While clavichords were typically single manual instruments, they could be stacked to provide multiple keyboards. With the addition of a pedal clavichord, which included a pedal keyboard for the lower notes, a clavichord could be used to practice organist repertoire. In the era of pipe organs which used hand-pumped blowers, and of churches which were only heated during church services, organists used pedal harpsichords and pedal clavichords as practice instruments (see also: pedal piano).

==Repertoire==
There is speculation that some works written for organ may have been intended for pedal clavichord. An interesting case is made by Harald Vogel that Bach's "Eight Little Preludes and Fugues", now thought to be spurious, may actually be authentic.

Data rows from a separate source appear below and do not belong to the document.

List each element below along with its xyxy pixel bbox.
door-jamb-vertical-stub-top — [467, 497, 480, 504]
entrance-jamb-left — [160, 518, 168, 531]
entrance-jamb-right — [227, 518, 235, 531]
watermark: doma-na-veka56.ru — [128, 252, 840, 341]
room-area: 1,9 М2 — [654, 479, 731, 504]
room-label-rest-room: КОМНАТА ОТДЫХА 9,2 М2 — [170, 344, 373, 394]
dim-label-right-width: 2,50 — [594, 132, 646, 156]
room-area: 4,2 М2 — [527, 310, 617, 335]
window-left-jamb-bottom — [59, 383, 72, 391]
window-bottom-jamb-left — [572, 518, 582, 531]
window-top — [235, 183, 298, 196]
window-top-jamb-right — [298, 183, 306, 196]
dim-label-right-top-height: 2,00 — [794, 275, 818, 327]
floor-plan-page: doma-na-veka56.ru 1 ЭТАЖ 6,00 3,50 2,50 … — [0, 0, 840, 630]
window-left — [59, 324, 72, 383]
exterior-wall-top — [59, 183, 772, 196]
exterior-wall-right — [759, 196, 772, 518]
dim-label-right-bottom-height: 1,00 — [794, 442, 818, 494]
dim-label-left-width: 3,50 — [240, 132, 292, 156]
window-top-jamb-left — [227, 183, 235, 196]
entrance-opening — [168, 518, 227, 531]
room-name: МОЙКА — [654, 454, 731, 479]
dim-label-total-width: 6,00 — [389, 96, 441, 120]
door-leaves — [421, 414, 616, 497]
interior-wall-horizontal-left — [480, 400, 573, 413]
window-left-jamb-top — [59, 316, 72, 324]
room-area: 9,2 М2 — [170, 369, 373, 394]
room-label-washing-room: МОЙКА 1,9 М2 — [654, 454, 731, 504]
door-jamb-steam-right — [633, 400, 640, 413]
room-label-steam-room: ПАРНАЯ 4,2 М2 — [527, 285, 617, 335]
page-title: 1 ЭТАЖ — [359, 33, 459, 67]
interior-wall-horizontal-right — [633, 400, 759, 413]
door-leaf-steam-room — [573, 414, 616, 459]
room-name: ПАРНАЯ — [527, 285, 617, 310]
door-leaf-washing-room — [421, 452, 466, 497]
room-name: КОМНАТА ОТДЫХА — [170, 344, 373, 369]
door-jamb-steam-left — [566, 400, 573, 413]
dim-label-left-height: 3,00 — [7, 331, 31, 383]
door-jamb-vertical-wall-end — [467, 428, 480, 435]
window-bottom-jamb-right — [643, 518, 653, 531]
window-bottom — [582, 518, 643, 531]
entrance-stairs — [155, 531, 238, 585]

The keyboard writing seems unsuited to organ, but Vogel argues that they are idiomatic on the pedal clavichord. As Williams (2003) also notes, the compass of the keyboard parts of Bach's six Organ Sonatas, BWV 525–530 rarely go below the tenor C, so could have been played on a single manual pedal clavichord, by moving the left hand down an octave, a customary practice in the 18th century.

==Modern history==
Various modern copies have been made of surviving pedal clavichords, such as the one in the Instrumenten-Museum in the University of Leipzig built in the 1760s by the organ-builder Johann David Gerstenberg from Geringswalde in Saxony.

The Pedalclavichord Foundation contributed to the knowledge of the 17th century music practice. Clavichormaker Dick Verwolf made a replica of the pedalclavichord by Gerstenberg in 1991. This replica is now used at the Conservatorium van Amsterdam for study purposes. Dick Verwolf also made a reconstruction of a pedalclavichord from the 16th century.